Although you can typically expect a good deal of coursework and exams, other requirements exist as well. Many international affairs programs will require you to master a second language. You'll also take a number of elective courses based on your chosen region or theoretical area of expertise. In addition to this, you'll usually be required to research and write a master's thesis.

Online Degree Options

If you're currently employed or unable to attend an on-campus international affairs master's degree program for other reasons, then an online program may be the option that best works for you. Much like with an on-campus program, you'll usually be required to take a series of general international affairs courses before choosing a concentration.

Getting Ahead With This Degree

In a crowded job market, it can be helpful to determine ways that you can get ahead while still earning your master's degree in international relations. For example, if you're seeking a career in public service, completing an internship or fieldwork with work with human services and rights groups, humanitarian relief agencies, health organizations, non-government organizations and public policy analysts could be a solid way to beef up your resume. It can also help you gain some of the real-world experience required by many employers.

Ph.D. in International Affairs

Different Ph.D. programs in international relations can offer different focuses, so it's often best to look at several before choosing. It tends to be intensely competitive to get into a Ph.D. program in this field, with as few as six candidates allowed to enroll in one semester. You'll work closely with faculty members to conduct research and eventually move towards the completion of your dissertation. Some programs help you start a career or be granted an appointment after graduation with non-profit organizations, government service organizations and universities all over the world.

Pros and Cons


  • A doctorate degree in international affairs qualifies you to work as a political scientist for the federal government, political lobbying organizations, nonprofit organizations, various think tanks and universities
  • In academia, you'll have many opportunities to travel to conferences and seminars, as well as having access to research grants
  • If you have a teaching or research position in academia, you could potentially be granted tenure


  • According to the BLS, job growth for political scientists was expected to be significantly below average from 2010-2020
  • Academic job searches tend to be national and sometimes international, so you may be required to relocate
  • Tenure isn't easy to get and isn't guaranteed

Courses and Requirements

Your chosen area of research and expertise usually directly affects the courses you take in a Ph.D. program in international relations. Often, you'll focus on a certain region, issue or core strength. A few core strengths that you could choose are:

  • Political economics
  • International law
  • International security
  • Foreign policy
  • Public policy

Graduate-level exams and coursework tend to be only a fraction of the workload in a doctorate program in this field. You'll also typically be required to present a dissertation proposal before a board. Once it's been accepted, you'll research, write and then defend your dissertation.

Online Degree Options

Few, if any, online Ph.D. programs in international affairs exist. This is due to the fact that earning your doctorate degree in this discipline tends to be very hands-on and research heavy. It's usually necessary to meet with professors and advisors, and you typically need an on-campus program to complete the necessary fieldwork.

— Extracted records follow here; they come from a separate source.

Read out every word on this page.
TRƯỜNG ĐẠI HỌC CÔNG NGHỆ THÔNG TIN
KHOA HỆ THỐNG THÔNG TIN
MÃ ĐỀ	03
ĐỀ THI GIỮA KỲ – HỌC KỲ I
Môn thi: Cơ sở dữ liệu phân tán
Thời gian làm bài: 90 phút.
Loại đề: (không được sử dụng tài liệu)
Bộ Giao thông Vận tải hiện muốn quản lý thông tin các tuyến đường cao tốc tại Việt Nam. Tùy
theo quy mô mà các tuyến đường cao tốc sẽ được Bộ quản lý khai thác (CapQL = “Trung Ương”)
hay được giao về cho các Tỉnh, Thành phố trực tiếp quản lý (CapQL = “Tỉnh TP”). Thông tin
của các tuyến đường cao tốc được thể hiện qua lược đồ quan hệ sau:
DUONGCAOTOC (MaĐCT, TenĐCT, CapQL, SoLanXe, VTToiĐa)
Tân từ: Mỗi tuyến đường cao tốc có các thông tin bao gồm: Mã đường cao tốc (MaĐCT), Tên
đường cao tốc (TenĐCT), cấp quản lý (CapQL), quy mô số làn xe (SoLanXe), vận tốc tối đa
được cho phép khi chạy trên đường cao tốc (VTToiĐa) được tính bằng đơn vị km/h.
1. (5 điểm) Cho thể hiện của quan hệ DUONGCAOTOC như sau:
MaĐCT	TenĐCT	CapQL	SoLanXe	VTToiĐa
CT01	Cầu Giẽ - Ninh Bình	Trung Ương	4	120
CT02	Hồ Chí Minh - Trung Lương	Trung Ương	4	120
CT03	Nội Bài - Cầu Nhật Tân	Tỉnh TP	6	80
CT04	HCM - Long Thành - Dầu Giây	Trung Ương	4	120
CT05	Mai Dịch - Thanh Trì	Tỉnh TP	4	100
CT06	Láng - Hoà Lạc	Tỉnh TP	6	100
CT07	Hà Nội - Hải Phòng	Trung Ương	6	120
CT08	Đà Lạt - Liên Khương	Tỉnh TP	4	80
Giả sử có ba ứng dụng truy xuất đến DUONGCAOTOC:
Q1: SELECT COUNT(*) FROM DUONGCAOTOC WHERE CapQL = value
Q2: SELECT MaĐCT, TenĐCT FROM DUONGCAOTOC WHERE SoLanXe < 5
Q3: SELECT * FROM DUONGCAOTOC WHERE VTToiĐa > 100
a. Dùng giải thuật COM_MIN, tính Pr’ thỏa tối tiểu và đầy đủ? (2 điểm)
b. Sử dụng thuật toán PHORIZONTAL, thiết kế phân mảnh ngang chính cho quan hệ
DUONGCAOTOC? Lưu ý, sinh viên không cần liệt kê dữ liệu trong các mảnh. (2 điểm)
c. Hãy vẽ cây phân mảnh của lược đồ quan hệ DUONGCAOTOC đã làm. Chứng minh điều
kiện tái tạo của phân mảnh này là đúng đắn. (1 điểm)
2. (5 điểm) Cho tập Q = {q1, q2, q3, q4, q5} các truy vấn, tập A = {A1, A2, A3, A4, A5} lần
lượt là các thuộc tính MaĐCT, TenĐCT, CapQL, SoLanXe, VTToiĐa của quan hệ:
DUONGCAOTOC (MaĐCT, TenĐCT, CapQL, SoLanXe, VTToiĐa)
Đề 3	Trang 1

Stand Out With This Degree

You can plan to stand out while earning your Ph.D. in international affairs in a number of ways. For example, try to get research findings or passages from your dissertation and other writings published in a peer-reviewed academic journal. This could boost your resume and garner respect from potential employers and colleagues. Also, as is the case when earning your master's degree, internships and residencies in the field can be enormously helpful when it comes time to seek employment.